Fed Seeks Comment on Limited ’Payment Accounts’ to Let Crypto Banks Access Fed Rails
The Federal Reserve has proposed creating limited "payment accounts" that give innovation-focused and crypto banks streamlined access to Fed payment rails without full master-account privileges. The 45-day public comment proposal — informed by ideas from Governor Christopher Waller — would bar interest on balances, exclude discount-window credit, and may impose balance caps and other limits to reduce systemic risk. The move aims to speed fiat on/off‑ramps, improve settlement speed and reduce intermediaries for crypto custodians and fintech banks while maintaining safeguards against market volatility and contagion. Key operational benefits for crypto firms include faster settlements, lower operational costs and closer oversight; key constraints include no interest on reserves and restricted access to Fed credit, which limit changes to system liquidity.
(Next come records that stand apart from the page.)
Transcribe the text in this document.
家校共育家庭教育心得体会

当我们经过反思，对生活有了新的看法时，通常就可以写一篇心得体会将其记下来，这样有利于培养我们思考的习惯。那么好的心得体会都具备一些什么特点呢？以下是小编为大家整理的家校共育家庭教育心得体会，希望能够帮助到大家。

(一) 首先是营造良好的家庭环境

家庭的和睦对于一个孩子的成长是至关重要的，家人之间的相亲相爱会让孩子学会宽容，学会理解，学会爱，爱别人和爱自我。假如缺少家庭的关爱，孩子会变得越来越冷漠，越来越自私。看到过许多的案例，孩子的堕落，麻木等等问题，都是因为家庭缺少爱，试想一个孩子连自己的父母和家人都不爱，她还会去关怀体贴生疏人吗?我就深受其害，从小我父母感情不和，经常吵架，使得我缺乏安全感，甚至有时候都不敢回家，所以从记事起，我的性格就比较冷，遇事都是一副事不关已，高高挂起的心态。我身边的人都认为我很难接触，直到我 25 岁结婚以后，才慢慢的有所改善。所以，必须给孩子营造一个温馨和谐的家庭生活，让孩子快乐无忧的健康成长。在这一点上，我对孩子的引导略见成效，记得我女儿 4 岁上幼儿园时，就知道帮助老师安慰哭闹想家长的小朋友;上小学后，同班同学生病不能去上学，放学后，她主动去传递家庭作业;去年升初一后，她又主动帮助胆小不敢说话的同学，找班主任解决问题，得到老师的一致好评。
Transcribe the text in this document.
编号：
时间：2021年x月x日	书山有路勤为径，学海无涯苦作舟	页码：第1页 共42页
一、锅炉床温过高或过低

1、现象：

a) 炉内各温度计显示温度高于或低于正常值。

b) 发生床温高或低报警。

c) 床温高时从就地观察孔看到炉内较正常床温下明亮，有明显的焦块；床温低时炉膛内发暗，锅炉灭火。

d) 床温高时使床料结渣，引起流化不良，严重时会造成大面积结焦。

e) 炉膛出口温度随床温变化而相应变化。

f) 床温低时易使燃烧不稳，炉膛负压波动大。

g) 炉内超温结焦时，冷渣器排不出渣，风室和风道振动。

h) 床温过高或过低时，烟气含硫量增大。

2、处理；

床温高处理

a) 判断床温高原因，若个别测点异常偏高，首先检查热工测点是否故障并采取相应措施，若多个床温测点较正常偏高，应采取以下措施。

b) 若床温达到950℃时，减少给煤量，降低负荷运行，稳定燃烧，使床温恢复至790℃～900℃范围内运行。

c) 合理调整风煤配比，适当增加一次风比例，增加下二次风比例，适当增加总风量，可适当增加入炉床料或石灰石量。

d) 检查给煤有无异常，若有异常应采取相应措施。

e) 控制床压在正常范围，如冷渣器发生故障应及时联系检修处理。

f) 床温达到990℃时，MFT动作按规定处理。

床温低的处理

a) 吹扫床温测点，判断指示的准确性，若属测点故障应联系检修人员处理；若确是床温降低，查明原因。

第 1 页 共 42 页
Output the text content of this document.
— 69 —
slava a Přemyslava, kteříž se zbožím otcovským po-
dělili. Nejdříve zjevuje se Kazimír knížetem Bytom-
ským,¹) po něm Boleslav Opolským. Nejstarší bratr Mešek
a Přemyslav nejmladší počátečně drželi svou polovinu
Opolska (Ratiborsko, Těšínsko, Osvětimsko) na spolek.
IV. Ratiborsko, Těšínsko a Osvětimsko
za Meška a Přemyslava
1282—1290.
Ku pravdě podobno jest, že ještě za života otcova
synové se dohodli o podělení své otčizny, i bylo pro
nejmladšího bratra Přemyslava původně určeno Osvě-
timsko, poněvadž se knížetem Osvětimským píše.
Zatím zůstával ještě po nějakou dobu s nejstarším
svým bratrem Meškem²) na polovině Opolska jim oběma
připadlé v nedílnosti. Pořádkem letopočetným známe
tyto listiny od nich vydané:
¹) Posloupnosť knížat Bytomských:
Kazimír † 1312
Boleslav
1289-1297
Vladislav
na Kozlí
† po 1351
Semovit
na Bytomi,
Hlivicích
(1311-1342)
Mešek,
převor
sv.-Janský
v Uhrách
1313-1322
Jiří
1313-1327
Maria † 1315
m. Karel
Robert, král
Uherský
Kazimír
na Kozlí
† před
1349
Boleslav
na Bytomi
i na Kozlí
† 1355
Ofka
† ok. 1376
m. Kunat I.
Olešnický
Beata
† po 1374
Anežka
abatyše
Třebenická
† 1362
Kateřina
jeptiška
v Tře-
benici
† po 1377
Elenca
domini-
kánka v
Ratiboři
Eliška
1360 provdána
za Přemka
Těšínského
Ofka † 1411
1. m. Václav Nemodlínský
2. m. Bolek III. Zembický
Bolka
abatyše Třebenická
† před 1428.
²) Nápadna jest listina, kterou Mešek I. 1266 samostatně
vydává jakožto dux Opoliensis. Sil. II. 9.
The proposal is open for stakeholder feedback and could materially alter banking relationships for crypto companies and indirectly influence market liquidity and trading flows depending on final rules.
Neutral
The proposal is unlikely to directly move crypto token prices in the short term because it expands operational access rather than injecting liquidity or altering monetary policy. For traders, the announcement is neutral overall: positive operational effects (faster settlement, improved fiat rails, fewer intermediaries) could marginally improve market efficiency and reduce frictions over time, which is mildly bullish for crypto market functioning. However, explicit constraints — no interest on balances, no discount-window access, possible balance caps and other limits — curtail systemic liquidity transmission and reduce the chance of a major liquidity-driven price rally. Short-term price reactions may be muted or driven by interpretation of final rule details; long-term, if rules materially lower custody/friction costs and broaden bank relationships, the structural improvement to fiat on/off‑ramps could support higher institutional participation and liquidity, a mild bullish factor. Overall, net near-term price impact is neutral with potential mild long-term upside to market structure.